Cisco offers comprehensive support for nearly every telco interface in existence. Their training and education effort is exceptional and unmatched. Their documentation is complete and covers every aspect of their products and interfaces.

Cisco IOS is not built on Linux. It may have begun on Unix but was rewritten and has been closed source and proprietary for more than a decade.

Mikrotik ROS is an exceptional effort by a small company to bring value and stability to the router market and they have done quite well. It is Linux based.

Our network core is built on Cisco routers and switches but we use Mikrotik where we can. Currently there are about 300 RouterBoards and about 50 Cisco routers and switches in our network.

Tom

What happen if you replace those 50 Cisco routers with 50 Mikrotik routers?

I have about 60 Cisco switches and 10 Cisco routers in my network. Most of those routers I would definitely not replace with MikroTik, and really cannot, because MikroTik doesn’t have a product which competes with the Cisco products I use.

Cisco 12000 Series Gigabit Switch Routers

MikroTik also doesn’t make any 24-48 port layer 3 switches, so replacing those is out of the question as well.

MikroTik hardware has found a home in the access layers of my network as a 3.65ghz AP, and MPLS CE / PE routers. I don’t have a reason to move it into my distribution or core, and that’s okay.

Surely you are joking. Mikrotik is good at small ethernet routers and miniPCI radio support but not… OC12, OC3, DS3, Mux, and Inverse Mux, T1, DSL, high speed switch fabric, fiber cards, redundant power, DC power, etc.

Tom

Surely you are joking.

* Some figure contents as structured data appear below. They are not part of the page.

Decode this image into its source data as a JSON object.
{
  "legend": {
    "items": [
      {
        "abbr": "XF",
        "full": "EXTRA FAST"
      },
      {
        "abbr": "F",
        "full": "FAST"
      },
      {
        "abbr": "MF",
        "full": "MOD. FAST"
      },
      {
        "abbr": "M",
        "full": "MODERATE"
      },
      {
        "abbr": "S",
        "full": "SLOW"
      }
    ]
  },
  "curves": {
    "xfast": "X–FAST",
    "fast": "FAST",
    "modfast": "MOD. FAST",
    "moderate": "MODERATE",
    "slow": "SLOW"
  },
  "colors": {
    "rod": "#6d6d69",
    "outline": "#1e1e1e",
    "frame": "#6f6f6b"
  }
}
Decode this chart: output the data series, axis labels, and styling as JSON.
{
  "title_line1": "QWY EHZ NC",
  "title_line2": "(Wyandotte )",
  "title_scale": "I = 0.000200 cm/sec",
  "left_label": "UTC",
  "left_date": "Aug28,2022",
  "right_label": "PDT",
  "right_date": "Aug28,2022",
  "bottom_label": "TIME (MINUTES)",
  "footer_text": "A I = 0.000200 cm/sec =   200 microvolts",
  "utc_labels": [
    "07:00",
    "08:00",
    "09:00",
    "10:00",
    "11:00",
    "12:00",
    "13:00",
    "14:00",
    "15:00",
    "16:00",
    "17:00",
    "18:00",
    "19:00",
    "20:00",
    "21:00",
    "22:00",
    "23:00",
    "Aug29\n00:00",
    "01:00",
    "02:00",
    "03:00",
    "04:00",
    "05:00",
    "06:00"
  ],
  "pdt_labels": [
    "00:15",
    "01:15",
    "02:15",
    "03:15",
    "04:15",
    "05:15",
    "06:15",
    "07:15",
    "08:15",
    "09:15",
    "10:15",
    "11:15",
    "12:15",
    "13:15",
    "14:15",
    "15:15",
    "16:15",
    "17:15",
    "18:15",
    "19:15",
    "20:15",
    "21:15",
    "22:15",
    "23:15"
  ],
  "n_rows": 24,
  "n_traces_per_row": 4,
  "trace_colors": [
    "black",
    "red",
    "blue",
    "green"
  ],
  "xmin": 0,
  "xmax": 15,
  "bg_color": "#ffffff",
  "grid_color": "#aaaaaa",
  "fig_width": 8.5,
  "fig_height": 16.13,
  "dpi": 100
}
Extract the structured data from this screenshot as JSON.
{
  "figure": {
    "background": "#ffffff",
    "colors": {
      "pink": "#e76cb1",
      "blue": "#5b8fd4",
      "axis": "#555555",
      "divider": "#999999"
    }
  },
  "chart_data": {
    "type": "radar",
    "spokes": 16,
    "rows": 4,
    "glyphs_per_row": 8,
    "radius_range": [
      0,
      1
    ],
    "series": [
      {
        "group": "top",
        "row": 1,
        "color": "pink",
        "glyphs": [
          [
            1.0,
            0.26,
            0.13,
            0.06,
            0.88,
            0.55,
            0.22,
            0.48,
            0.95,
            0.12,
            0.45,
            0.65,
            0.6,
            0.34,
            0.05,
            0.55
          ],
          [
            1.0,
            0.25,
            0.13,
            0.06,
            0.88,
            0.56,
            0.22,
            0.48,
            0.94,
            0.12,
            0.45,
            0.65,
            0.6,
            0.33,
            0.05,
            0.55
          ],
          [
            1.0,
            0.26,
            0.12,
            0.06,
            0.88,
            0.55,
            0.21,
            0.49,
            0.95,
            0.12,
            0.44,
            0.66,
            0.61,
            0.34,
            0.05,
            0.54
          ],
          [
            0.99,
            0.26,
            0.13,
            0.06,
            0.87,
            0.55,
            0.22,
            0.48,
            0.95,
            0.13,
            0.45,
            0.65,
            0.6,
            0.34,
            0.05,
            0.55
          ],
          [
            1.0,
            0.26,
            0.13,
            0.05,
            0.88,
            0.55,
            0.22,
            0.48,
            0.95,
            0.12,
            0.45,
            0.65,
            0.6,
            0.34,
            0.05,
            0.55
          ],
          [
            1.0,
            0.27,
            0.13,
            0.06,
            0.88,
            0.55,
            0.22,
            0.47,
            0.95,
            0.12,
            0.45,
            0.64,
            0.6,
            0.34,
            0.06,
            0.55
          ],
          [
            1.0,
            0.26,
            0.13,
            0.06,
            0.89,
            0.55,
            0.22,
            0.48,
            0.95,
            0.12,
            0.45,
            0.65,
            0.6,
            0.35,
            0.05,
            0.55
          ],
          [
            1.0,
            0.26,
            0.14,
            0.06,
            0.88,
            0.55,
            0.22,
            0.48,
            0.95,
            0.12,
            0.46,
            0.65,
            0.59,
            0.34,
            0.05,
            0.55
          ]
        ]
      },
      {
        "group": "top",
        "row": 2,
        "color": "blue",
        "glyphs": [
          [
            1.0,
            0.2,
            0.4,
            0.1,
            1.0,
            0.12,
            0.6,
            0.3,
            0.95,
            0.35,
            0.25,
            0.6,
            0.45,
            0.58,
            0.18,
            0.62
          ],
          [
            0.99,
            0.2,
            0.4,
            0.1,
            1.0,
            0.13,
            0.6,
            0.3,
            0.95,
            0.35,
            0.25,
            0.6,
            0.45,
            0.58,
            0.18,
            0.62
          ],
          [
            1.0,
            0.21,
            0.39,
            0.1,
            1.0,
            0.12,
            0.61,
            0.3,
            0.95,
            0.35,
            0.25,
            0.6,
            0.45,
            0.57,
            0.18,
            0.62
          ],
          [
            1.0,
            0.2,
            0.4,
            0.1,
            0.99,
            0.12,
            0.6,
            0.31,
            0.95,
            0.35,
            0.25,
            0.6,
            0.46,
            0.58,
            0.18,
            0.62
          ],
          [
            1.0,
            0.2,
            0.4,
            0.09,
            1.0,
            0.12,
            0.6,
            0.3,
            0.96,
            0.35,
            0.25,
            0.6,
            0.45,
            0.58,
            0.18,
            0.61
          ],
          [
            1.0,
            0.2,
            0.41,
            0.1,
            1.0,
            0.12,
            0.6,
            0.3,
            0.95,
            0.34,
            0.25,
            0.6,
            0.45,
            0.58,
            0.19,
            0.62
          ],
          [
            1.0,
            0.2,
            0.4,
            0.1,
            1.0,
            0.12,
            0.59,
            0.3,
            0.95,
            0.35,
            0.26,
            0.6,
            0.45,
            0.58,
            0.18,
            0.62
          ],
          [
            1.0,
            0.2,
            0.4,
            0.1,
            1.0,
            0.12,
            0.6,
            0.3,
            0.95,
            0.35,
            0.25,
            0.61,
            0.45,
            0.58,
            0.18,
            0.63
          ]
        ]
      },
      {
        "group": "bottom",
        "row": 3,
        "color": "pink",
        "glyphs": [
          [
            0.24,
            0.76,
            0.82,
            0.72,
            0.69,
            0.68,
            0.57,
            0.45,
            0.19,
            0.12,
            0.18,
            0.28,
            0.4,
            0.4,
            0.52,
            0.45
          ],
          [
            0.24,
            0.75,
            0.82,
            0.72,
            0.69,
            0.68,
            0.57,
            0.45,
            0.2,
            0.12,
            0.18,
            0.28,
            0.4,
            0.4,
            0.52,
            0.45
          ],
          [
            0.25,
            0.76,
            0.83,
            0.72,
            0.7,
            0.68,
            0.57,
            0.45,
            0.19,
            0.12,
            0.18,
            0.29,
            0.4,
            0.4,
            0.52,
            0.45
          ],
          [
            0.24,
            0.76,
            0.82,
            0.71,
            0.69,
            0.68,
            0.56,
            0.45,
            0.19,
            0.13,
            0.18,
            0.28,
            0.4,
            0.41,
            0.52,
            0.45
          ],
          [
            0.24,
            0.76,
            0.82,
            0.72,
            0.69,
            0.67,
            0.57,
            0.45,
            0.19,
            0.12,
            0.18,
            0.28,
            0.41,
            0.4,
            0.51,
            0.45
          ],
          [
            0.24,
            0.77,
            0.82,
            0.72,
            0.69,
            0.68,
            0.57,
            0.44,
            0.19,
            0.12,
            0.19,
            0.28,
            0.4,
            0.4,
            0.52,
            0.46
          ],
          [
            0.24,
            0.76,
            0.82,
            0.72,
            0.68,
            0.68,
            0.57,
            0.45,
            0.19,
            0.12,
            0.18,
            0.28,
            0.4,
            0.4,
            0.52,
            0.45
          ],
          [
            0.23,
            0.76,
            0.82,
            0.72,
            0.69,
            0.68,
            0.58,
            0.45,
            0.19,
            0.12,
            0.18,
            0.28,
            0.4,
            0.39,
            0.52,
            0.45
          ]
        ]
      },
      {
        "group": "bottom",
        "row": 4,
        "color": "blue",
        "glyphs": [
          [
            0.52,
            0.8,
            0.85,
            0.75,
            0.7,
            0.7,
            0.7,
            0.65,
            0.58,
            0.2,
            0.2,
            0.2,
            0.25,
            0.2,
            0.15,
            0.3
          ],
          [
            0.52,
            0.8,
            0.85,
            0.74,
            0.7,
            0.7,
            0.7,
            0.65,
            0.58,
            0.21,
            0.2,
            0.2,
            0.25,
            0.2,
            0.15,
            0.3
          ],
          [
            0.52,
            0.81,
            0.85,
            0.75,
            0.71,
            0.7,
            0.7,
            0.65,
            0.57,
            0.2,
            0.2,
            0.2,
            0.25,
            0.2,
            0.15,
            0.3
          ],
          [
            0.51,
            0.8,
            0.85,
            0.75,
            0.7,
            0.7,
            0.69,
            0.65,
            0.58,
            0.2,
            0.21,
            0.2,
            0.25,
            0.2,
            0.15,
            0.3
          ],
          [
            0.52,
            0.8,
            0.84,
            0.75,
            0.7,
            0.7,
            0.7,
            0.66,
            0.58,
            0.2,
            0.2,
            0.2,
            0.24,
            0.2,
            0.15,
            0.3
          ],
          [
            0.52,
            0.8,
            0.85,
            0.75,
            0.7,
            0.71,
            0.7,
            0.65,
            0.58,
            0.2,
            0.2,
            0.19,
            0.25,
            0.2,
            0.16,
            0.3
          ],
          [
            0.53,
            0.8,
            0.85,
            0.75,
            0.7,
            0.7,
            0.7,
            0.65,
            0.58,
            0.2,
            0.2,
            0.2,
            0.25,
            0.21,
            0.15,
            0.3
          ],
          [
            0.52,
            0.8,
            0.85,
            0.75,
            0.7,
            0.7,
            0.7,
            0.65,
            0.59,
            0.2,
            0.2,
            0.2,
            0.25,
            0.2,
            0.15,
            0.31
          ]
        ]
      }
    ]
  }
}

Mikrotik is good at small ethernet routers and miniPCI radio support but not… OC12, OC3, DS3, Mux, and Inverse Mux, T1, DSL, high speed switch fabric, fiber cards, redundant power, DC power, etc.

Tom

I think if MikroTik wants to design other devices such as Switches, fiber cards, etc they have a long way :laughing:

Router OS can use fiber Ethernet on PC platform. But SDH fiber links are not supported. So their use is not possible for providers backbone using SDH or even PDH links (E1, E3, STM1 - STM256…)


As the futur is Ethernet, we’ll see more and more Mikrotiks at small and medium providers access networks.

But today, Router OS is not powerfull enough yet for core routing, because it does not support 10, 40 and 100 Gbps wire speed routing. Wire speed routing is mandatory for the global quality of Internet. You cannot use PC machines for Internet routing, or you will degrade the general quality of Internet. I know some providers do this…

Even 1 or 10 Gbps core routing at wire speed needs ASICs, DSP or FPGA circuits, not available on the different Router OS platforms.


Cisco is really more advanced, full IPv6 support, multilink PPP server support, Provider Backbone Bridge support (802.1ah), and wire speed routing beginning with 7600 series.